Il cantautore milanese ha iniziato da lì a scandagliare il suo universo interiore, in un’autoanalisi potente e spesso dura, uno scavo profondo e doloroso necessario a rendere meno nebuloso il coacervo di emozioni in conflitto che lo ha sempre accompagnato. Questa seconda opera arriva addirittura in formato doppio, per il piacere di Saporiti nel percorrere in dicotomia sentieri musicali diversi che riesce a controllare e a far convivere con sorprendente abilità. Da una parte c’è questa vena di scrittura che, con il ritorno alla lingua patria, lo avvicina proprio alle scuole migliori del nostro cantautorato migliore, non è casuale qui la presenza di ”Hotel Supramonte”, accompagnato da una band rodata nel tempo che ne accarezza l’andamento con garbo e ruvidità, tecnica e compattezza, pur essendo all’oscuro dei brani prima dell’incisione. Dall’altra parte c’è questo desiderio di nascondere le liriche di questo travaglio emozionale dietro un muro sonoro quasi invalicabile, un noise che, pudico, evidenzia la distanza dalle soluzioni e i limiti dell’umana comunicazione. I brani sono gli stessi, cinque autografi e, come detto, una cover da De André.
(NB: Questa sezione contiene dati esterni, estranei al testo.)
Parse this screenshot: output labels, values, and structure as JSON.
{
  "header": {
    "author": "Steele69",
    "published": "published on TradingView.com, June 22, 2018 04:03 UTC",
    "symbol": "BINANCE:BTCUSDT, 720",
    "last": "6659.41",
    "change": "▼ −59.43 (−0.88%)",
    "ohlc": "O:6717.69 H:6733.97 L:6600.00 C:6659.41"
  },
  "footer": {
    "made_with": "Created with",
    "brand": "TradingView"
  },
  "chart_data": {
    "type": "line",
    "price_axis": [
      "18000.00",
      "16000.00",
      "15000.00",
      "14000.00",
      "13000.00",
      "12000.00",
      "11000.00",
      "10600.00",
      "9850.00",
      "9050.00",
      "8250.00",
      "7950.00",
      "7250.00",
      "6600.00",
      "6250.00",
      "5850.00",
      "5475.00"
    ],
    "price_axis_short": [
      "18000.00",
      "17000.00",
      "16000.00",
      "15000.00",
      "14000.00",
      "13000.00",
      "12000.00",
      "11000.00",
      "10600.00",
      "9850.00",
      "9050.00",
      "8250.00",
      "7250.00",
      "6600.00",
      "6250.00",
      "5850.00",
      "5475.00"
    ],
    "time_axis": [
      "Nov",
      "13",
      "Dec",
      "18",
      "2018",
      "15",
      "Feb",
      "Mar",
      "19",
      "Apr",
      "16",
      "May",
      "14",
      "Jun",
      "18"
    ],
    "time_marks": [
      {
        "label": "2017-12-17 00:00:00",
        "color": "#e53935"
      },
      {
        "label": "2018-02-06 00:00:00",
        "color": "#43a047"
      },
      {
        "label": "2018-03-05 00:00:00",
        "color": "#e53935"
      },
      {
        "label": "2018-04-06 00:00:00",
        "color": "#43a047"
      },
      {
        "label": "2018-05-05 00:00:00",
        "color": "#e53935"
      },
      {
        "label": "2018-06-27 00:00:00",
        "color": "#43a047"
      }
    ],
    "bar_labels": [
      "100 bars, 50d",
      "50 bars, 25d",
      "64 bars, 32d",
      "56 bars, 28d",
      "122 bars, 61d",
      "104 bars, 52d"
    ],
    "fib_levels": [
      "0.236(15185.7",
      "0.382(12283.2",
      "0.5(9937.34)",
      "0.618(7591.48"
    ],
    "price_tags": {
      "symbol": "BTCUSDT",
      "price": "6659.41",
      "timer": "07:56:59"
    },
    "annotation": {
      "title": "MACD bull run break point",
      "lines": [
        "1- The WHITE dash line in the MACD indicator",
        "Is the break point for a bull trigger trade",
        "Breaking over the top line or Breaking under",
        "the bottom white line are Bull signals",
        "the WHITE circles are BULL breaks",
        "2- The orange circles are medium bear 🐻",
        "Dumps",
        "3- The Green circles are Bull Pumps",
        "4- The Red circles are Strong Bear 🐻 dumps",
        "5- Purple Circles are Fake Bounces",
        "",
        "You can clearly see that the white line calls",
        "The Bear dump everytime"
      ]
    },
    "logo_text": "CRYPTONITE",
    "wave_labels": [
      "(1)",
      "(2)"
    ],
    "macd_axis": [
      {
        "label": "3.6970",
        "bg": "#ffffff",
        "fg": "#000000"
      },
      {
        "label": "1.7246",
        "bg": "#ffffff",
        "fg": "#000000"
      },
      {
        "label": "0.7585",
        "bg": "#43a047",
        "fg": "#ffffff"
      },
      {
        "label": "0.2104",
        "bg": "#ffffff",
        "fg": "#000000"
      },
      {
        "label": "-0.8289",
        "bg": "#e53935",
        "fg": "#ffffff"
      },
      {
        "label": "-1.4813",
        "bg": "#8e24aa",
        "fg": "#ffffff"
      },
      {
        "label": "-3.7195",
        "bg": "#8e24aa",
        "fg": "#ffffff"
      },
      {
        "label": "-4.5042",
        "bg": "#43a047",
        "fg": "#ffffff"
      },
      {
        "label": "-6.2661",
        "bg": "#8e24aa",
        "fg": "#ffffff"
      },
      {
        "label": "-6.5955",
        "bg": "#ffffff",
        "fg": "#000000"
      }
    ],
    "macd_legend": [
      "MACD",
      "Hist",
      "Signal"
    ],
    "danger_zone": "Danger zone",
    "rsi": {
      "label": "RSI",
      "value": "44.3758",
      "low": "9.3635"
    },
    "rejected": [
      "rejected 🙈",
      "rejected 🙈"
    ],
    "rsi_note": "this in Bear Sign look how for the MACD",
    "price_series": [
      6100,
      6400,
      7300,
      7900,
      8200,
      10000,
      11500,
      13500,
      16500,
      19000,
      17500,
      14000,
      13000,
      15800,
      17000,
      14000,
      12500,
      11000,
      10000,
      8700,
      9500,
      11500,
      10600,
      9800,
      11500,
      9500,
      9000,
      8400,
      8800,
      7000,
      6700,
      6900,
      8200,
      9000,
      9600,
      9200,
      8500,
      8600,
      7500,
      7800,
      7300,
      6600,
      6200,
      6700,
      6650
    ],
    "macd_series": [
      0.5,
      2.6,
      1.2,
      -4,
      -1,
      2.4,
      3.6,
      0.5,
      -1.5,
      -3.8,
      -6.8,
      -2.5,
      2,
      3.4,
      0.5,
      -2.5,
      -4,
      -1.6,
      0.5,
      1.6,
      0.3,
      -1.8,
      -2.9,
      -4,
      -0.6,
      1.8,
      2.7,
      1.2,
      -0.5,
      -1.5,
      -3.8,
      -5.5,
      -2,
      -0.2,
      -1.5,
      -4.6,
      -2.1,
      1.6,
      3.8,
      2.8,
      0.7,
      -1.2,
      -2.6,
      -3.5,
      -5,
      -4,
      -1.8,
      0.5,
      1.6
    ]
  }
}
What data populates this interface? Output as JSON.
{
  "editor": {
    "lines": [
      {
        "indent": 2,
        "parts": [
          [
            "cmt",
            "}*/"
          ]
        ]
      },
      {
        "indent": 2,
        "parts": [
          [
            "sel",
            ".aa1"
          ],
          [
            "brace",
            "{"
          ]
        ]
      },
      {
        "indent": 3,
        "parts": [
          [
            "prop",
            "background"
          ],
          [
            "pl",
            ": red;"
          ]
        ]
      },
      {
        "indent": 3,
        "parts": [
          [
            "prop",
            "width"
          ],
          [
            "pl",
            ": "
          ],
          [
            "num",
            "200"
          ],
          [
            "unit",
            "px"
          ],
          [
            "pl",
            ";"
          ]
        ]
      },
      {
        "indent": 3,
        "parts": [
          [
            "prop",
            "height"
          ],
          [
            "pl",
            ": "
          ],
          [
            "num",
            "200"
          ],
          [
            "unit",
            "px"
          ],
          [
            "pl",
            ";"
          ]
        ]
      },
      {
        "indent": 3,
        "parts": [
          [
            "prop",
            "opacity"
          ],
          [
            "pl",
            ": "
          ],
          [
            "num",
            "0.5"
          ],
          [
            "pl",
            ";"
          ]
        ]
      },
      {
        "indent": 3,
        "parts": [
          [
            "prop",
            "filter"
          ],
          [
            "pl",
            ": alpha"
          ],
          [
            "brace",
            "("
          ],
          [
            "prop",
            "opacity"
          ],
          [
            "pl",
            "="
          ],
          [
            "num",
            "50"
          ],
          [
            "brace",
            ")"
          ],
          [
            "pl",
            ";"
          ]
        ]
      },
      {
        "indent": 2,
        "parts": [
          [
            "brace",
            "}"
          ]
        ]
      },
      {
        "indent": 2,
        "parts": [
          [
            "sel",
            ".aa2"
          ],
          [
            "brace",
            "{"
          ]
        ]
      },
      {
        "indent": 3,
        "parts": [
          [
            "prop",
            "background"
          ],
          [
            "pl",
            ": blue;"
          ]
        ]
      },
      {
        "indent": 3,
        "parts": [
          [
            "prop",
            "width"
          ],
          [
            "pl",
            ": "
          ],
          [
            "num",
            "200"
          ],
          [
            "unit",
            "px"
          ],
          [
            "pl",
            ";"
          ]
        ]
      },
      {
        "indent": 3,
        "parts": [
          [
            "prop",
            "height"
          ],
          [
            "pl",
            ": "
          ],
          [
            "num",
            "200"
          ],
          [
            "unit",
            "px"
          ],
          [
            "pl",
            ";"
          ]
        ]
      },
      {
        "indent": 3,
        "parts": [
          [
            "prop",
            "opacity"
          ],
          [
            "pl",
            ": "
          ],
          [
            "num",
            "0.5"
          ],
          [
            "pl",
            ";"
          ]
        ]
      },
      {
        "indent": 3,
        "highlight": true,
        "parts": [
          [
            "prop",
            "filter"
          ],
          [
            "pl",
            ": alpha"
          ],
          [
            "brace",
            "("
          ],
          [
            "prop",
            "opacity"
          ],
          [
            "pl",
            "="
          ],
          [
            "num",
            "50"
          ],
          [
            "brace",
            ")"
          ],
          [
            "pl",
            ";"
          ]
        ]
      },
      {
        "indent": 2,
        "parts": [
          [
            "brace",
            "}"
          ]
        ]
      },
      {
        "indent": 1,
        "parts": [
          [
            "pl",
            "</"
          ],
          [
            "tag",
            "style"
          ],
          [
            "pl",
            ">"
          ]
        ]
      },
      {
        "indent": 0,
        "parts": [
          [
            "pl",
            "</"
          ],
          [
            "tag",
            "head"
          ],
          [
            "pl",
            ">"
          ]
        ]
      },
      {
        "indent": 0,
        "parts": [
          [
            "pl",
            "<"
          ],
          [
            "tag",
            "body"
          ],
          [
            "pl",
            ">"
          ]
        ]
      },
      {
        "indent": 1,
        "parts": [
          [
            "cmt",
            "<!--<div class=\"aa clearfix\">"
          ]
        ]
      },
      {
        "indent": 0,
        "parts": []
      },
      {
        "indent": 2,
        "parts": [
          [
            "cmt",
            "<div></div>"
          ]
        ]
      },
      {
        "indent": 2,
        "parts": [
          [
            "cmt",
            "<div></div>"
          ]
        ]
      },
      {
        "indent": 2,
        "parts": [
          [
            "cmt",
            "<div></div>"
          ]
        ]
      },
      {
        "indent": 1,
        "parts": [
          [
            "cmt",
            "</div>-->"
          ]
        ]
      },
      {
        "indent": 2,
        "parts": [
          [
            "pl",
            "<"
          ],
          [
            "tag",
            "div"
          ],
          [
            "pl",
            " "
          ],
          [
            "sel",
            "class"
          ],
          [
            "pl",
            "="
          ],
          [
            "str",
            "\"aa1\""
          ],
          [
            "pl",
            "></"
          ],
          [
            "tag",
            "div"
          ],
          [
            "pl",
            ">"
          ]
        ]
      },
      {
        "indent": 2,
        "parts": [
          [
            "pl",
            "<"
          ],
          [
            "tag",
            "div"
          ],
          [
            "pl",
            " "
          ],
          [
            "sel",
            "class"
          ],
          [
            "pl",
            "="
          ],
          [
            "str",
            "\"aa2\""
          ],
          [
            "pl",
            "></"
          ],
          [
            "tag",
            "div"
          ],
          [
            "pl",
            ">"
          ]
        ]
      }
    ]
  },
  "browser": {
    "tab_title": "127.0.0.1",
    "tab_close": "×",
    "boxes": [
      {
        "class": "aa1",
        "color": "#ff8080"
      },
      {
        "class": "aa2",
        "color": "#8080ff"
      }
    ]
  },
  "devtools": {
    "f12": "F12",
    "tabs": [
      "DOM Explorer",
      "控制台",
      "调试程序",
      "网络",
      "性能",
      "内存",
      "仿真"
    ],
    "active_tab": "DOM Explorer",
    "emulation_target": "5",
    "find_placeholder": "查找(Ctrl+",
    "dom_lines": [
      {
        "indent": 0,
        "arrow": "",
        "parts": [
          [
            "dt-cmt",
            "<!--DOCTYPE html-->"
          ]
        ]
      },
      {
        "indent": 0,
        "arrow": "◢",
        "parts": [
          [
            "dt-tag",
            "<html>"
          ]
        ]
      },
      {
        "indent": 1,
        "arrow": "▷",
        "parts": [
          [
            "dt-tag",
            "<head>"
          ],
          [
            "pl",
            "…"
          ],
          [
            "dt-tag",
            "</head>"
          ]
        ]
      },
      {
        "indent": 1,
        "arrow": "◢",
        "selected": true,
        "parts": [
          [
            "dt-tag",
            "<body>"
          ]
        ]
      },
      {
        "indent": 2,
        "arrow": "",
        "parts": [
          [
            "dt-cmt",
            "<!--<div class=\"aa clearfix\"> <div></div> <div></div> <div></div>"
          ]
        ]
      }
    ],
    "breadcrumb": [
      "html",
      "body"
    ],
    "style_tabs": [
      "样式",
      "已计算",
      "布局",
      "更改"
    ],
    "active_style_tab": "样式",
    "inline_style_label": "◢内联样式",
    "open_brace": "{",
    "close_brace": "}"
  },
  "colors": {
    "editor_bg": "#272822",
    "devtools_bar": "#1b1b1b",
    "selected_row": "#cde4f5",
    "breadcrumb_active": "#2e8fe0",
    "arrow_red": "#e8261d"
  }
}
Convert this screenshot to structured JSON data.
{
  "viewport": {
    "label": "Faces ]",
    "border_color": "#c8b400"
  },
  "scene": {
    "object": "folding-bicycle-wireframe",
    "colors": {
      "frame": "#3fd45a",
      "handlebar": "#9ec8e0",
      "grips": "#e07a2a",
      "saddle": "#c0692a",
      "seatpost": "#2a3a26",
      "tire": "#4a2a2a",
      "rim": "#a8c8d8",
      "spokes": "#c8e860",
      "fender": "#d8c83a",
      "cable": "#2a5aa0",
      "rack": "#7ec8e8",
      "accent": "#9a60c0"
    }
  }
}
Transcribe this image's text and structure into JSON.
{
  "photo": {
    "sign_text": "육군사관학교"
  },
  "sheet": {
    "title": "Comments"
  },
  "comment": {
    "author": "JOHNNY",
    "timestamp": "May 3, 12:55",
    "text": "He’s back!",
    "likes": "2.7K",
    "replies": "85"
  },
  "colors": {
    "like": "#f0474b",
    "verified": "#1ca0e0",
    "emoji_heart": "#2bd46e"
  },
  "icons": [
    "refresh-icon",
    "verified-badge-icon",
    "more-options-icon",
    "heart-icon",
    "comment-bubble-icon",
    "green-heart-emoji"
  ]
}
I brani sono tutti buoni, meglio apprezzabili, per le ragioni suddette, nel primo cd, “A modo mio” sale lentamente in tensione, la ballata “In costante naufragio”, ammaliante, cita: “…se il mare m’assomiglia/come il padre mio morrò/chi mi ama e chi mi piglia/nel disastro condurrò…”, il contrabbasso introduce il dissonante blues jazzato “Figlio di Madre Incompleta” che nella versione 2 diventa un messaggio dall’etere, con la voce filtrata accompagnata da intermittenze e pulsare di stelle. Molto bella “Io non resisto”, con un refrain che rimane, coi fiati ad accentuare rarefazione, solitudine e dolore, “Per l’amore di una madre” ha liriche da brividi “…è quell’amore di una madre che mi porta a vomitare tutto quello che mi passa di quaggiù / quell’amore di una madre / che ti lascia a macerare / per rispetto di quel figlio / che non sei mai stato tu…”. E anche qui le versioni 2, quelle di Iriondo, stranianti e fredde, non tolgono nulla alla forza dei pezzi. Chiude quest’omaggio a Faber, una versione tesa e bella, ben orchestrata, che diventa nella seconda riproposizione tempesta e bombardamento.
Procede per i suoi sentieri Saporiti, alla ricerca di se, e intanto li arricchisce quei percorsi, li rende praticabili, in un raro incrocio di azzardi riusciti, e con un altro bel pugno di belle canzoni.